A pausa para a Copa do Mundo entra na reta final e o Atlético intensifica a preparação na Cidade do Galo. Reapresentado em 22 de junho, o elenco trabalha em intertemporada conduzida por Eduardo Domínguez, com atividades em dois períodos e folga apenas aos domingos. A rotina busca condicionamento físico e entrosamento antes da retomada oficial das competições.
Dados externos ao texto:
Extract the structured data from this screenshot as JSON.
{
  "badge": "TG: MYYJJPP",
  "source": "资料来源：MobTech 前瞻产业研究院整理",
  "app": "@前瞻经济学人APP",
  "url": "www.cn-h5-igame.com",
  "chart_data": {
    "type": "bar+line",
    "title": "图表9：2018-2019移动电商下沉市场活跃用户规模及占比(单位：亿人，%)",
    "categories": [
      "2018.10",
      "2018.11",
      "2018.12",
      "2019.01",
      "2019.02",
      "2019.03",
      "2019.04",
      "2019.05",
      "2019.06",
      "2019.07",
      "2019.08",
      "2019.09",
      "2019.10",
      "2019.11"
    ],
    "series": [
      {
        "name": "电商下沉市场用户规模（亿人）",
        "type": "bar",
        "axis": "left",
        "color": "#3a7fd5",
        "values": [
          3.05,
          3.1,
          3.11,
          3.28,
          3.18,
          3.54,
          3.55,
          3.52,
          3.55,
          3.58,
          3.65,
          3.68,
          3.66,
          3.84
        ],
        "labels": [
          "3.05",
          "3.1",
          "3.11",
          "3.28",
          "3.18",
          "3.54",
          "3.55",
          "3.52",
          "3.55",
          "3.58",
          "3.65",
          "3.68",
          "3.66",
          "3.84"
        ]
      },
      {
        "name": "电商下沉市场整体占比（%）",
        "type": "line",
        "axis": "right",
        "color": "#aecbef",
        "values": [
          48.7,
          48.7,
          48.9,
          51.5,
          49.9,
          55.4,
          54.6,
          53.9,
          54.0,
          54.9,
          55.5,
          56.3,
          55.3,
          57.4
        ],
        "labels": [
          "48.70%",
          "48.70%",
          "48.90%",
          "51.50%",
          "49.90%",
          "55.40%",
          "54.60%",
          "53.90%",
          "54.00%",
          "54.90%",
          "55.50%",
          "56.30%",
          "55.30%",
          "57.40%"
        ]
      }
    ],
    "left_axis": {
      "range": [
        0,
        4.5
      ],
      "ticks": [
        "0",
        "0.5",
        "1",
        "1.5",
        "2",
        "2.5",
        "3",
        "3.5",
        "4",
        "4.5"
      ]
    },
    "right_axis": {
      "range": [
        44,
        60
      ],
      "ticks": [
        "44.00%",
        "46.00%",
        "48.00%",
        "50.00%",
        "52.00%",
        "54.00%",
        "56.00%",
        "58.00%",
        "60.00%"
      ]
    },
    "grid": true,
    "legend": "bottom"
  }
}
A diretoria optou por não aceitar amistosos externos, apesar de convites, e programou dois jogos‑treino fechados contra equipes de menor expressão. A decisão preserva a comissão técnica de riscos e controla custos, mas reduz a exposição competitiva num momento em que ritmo de jogo poderia ser essencial — sobretudo diante da sequência apertada que se aproxima.
No departamento médico, três atletas seguem em recuperação. Índio e Patrick tratam lesões graves no joelho e provavelmente não estarão disponíveis logo no retorno; Gustavo Scarpa evolui de artroscopia e tem expectativa de reintegração nas primeiras partidas. Em campo, o calendário reserva compromissos exigentes: Brasileiro (início em 21 de julho contra o Bahia), oitavas da Copa do Brasil contra o Juventude e Sul‑Americana aguardando adversário.
No mercado, a única confirmação até agora é o zagueiro Léo Duarte. A diretoria mantém postura cautelosa, priorizando saúde financeira e mirando oportunidades — jogadores livres ou em fim de contrato — em vez de investimentos maiores. Essa estratégia protege o caixa, mas deixa o técnico e a torcida no dilema: equilibrar responsabilidade orçamentária e necessidade de reforços pontuais para suportar uma temporada com várias frentes.